Cette dynamique de mobilisation des ressources, qui s’est manifestée de manière significative en dehors du cadre traditionnel et souvent rigide du Fonds Monétaire International (FMI), reflète une tendance marquée vers une diversification accrue des sources de financement disponibles pour les pays en développement. Cela met en lumière non seulement les efforts concertés des nations à travers le monde, mais également les initiatives de coopération bilatérale et multilatérale qui jouent un rôle crucial dans la promotion de l’autonomie économique et de la souveraineté financière des pays membres.
En parallèle, à la fin du mois de septembre 2025, la somme considérable mobilisée dans ce contexte témoigne non seulement de la volonté indéfectible des États de surmonter les défis financiers qui les frappent, mais également des opportunités prometteuses qui se dessinent pour renforcer la résilience économique et la stabilité financière au sein de l’Union Économique et Monétaire Ouest-Africaine (UEMOA), favorisant ainsi une croissance durable et inclusive dans la région.
Confrontés à des exigences de financement persistantes et à des marges budgétaires limitées qui restreignent leur capacité d’action et de développement, les États de l’Union économique et monétaire ouest-africaine (UEMOA) ont intensifié en 2025 leur recours aux capitaux étrangers, désireux de diversifier leurs sources de financement.
Cette stratégie a été mise en place pour répondre à des besoins croissants en matière d’investissement et de développement infrastructurel, essentiellement dans des domaines cruciaux tels que les transports, l’énergie et les technologies de l’information.
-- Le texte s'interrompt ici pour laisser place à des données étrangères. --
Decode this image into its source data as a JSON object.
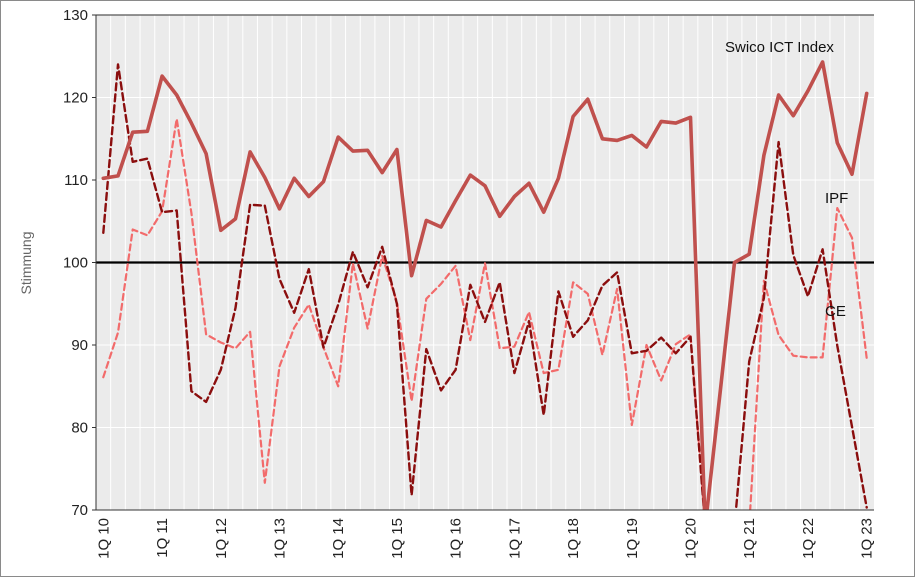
{
  "chart_data": {
    "type": "line",
    "ylabel": "Stimmung",
    "ylim": [
      70,
      130
    ],
    "yticks": [
      70,
      80,
      90,
      100,
      110,
      120,
      130
    ],
    "reference_line": 100,
    "x_labels": [
      "1Q 10",
      "1Q 11",
      "1Q 12",
      "1Q 13",
      "1Q 14",
      "1Q 15",
      "1Q 16",
      "1Q 17",
      "1Q 18",
      "1Q 19",
      "1Q 20",
      "1Q 21",
      "1Q 22",
      "1Q 23"
    ],
    "x_label_quarter_index": [
      0,
      4,
      8,
      12,
      16,
      20,
      24,
      28,
      32,
      36,
      40,
      44,
      48,
      52
    ],
    "quarters": 53,
    "grid": true,
    "colors": {
      "index": "#c0504d",
      "ipf": "#f26b6b",
      "ce": "#8b0e0e",
      "reference": "#000000",
      "plot_bg": "#ebebeb",
      "grid": "#ffffff"
    },
    "annotations": [
      {
        "text": "Swico ICT Index",
        "series": "index"
      },
      {
        "text": "IPF",
        "series": "ipf"
      },
      {
        "text": "CE",
        "series": "ce"
      }
    ],
    "series": [
      {
        "name": "Swico ICT Index",
        "style": "solid",
        "values": [
          110.2,
          110.5,
          115.8,
          115.9,
          122.6,
          120.3,
          116.9,
          113.2,
          103.9,
          105.3,
          113.4,
          110.3,
          106.5,
          110.2,
          108.0,
          109.8,
          115.2,
          113.5,
          113.6,
          110.9,
          113.7,
          98.4,
          105.1,
          104.3,
          107.5,
          110.6,
          109.3,
          105.6,
          108.0,
          109.6,
          106.1,
          110.2,
          117.7,
          119.8,
          115.0,
          114.8,
          115.4,
          114.0,
          117.1,
          116.9,
          117.6,
          68.0,
          84.0,
          100.0,
          101.0,
          113.0,
          120.3,
          117.8,
          120.8,
          124.3,
          114.5,
          110.7,
          120.5
        ]
      },
      {
        "name": "IPF",
        "style": "dashed",
        "values": [
          86.1,
          91.5,
          104.0,
          103.3,
          106.2,
          117.4,
          106.0,
          91.3,
          90.3,
          89.6,
          91.6,
          73.3,
          87.4,
          92.1,
          94.9,
          89.7,
          85.0,
          99.9,
          92.0,
          100.8,
          95.2,
          83.2,
          95.6,
          97.4,
          99.6,
          90.6,
          99.9,
          89.6,
          89.8,
          94.0,
          86.6,
          87.0,
          97.6,
          96.2,
          88.8,
          96.8,
          80.3,
          90.0,
          85.7,
          90.1,
          91.3,
          68.0,
          68.0,
          68.0,
          68.0,
          97.8,
          91.2,
          88.7,
          88.5,
          88.5,
          106.6,
          103.0,
          88.4
        ]
      },
      {
        "name": "CE",
        "style": "dashed",
        "values": [
          103.6,
          124.0,
          112.2,
          112.6,
          106.1,
          106.3,
          84.4,
          83.1,
          87.0,
          94.5,
          107.0,
          106.9,
          98.0,
          93.9,
          99.2,
          89.7,
          94.9,
          101.3,
          97.0,
          101.9,
          95.0,
          71.8,
          89.5,
          84.5,
          87.0,
          97.3,
          92.8,
          97.6,
          86.6,
          92.9,
          81.5,
          96.5,
          91.0,
          93.0,
          97.2,
          98.8,
          89.0,
          89.3,
          90.9,
          89.0,
          91.0,
          68.0,
          68.0,
          68.0,
          88.0,
          95.7,
          114.6,
          100.9,
          95.9,
          101.6,
          89.9,
          80.1,
          70.3
        ]
      }
    ]
  }
}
Par conséquent, ces nations ont cherché à établir des partenariats plus solides avec des investisseurs internationaux, afin d’attirer des fonds qui permettraient de stimuler leur croissance économique et d’améliorer les conditions de vie de leurs populations.
Dans ce contexte économique difficile, les banques multilatérales, telles que la Banque mondiale et la Banque africaine de développement, ainsi que le Fonds monétaire international, ont non seulement joué un rôle crucial en tant que sources de financement, mais ont également fourni des conseils techniques et des ressources pour aider ces pays à surmonter leurs défis financiers.
Notons que les marchés internationaux, avec leur potentiel d’accroissement des ressources financières, ont occupé une place prépondérante dans cette dynamique, venant en complément des émissions sur le marché financier réglementé. Ce mouvement vers l’internationalisation du financement témoigne de la volonté des États de diversifier leurs sources de capitaux et d’optimiser leurs stratégies économiques pour soutenir la croissance et le développement durable de leurs économies respectives.